Ms. Carpenter said that with an older building, you certainly run across things that you weren’t expecting, but they made it through thanks to the guidance of Purcell Construction and C&S Companies, which worked with them through all the problems they had. She said the project is now anticipated to come in just under $10 million for construction, with the other $2 million for soft costs.
Mr. Ganter described the Gaffney Drive location as the hub for the organization.
“When I came here, our budget was about $1.5 million and I think there was just a little over 100 people,” he said. “Based on the merger (with St. Lawrence), our budget last year was $74 million. We now have over 1,200 employees, so we’ve grown tremendously over the years.”

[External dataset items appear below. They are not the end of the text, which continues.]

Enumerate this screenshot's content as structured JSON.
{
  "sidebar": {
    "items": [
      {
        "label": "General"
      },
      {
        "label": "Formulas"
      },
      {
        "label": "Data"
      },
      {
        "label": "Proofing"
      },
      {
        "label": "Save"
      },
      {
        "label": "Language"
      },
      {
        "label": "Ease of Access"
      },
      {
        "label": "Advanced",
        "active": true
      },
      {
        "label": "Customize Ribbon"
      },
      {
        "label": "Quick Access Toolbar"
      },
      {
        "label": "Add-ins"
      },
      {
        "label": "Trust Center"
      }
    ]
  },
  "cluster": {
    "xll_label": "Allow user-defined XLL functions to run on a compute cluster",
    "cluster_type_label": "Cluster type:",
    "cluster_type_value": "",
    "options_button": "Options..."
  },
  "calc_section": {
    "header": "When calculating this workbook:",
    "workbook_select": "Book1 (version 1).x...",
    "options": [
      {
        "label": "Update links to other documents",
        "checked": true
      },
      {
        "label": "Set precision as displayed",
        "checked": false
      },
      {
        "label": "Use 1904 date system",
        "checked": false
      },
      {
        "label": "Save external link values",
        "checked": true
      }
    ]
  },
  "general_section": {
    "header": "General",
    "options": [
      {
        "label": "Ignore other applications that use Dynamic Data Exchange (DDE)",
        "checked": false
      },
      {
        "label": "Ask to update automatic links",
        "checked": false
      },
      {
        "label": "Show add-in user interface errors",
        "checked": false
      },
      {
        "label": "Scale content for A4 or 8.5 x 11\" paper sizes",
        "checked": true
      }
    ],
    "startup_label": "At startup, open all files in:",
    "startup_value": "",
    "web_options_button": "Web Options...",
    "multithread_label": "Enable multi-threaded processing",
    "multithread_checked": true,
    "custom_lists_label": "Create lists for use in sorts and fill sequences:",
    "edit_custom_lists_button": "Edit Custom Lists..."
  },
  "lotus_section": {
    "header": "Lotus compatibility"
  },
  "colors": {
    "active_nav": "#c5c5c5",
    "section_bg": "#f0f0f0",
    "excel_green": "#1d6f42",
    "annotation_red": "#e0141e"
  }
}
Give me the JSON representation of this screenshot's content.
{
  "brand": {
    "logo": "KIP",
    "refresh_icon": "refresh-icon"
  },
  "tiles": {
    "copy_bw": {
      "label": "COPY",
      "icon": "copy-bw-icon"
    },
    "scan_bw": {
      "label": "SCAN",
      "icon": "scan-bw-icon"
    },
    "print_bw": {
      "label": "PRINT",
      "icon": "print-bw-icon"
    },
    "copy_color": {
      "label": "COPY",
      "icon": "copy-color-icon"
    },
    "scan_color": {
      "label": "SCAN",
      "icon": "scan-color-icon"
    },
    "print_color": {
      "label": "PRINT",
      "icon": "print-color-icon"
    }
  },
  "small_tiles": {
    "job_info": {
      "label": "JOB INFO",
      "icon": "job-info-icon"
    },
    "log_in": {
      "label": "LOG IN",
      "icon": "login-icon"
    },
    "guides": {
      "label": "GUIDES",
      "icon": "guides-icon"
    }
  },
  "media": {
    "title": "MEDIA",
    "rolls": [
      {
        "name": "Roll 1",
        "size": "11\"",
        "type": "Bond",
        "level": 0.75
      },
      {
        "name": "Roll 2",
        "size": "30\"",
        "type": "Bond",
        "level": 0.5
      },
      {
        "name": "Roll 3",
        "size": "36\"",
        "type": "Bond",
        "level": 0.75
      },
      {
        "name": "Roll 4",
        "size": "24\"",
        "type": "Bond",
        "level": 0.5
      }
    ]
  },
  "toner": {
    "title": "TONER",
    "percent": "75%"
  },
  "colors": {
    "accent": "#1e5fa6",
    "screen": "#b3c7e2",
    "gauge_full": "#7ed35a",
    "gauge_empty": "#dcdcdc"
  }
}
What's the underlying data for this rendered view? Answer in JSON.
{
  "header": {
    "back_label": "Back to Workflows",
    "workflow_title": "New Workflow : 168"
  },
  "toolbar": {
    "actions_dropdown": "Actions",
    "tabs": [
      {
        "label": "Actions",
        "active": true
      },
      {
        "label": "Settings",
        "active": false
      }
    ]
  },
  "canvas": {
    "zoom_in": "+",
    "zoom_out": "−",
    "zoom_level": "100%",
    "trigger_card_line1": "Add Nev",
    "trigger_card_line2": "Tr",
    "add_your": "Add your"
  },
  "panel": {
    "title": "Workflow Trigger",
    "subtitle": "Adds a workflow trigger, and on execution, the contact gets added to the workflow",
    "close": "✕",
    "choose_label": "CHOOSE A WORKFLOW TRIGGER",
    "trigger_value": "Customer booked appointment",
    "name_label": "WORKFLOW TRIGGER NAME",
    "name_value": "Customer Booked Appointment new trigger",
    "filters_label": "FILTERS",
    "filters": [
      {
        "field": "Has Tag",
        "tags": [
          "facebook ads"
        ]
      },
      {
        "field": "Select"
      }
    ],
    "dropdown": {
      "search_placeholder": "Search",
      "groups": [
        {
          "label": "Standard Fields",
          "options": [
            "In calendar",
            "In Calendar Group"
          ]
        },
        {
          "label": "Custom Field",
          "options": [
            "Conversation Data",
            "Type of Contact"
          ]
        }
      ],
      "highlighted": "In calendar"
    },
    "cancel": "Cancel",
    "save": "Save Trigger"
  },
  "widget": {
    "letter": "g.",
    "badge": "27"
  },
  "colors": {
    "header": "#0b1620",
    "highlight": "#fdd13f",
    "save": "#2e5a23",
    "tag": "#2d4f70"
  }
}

The project also included a new roof, HVAC system, windows, secure doors, a sprinkler system throughout and canopies at entrances to keep clients underneath during inclement weather.
The organization received site plan approval for consolidating a series of parking lots into one large lot. Most of that work occurred on the north side of the building, with a 44-space lot along Glenn Avenue, a 23-space lot on the Gaffney Drive side and a small drop-off at the entrance.
C&S Companies, Syracuse, designed the project and Purcell Construction was the project’s construction manager. The Gaffney Drive location also features two rooms for sensory input.
“It’s really the start of a new beginning for us,” Ms. Carpenter said. “We hope that the renovations that we’ve done today will stand for the next several decades for the people we support.”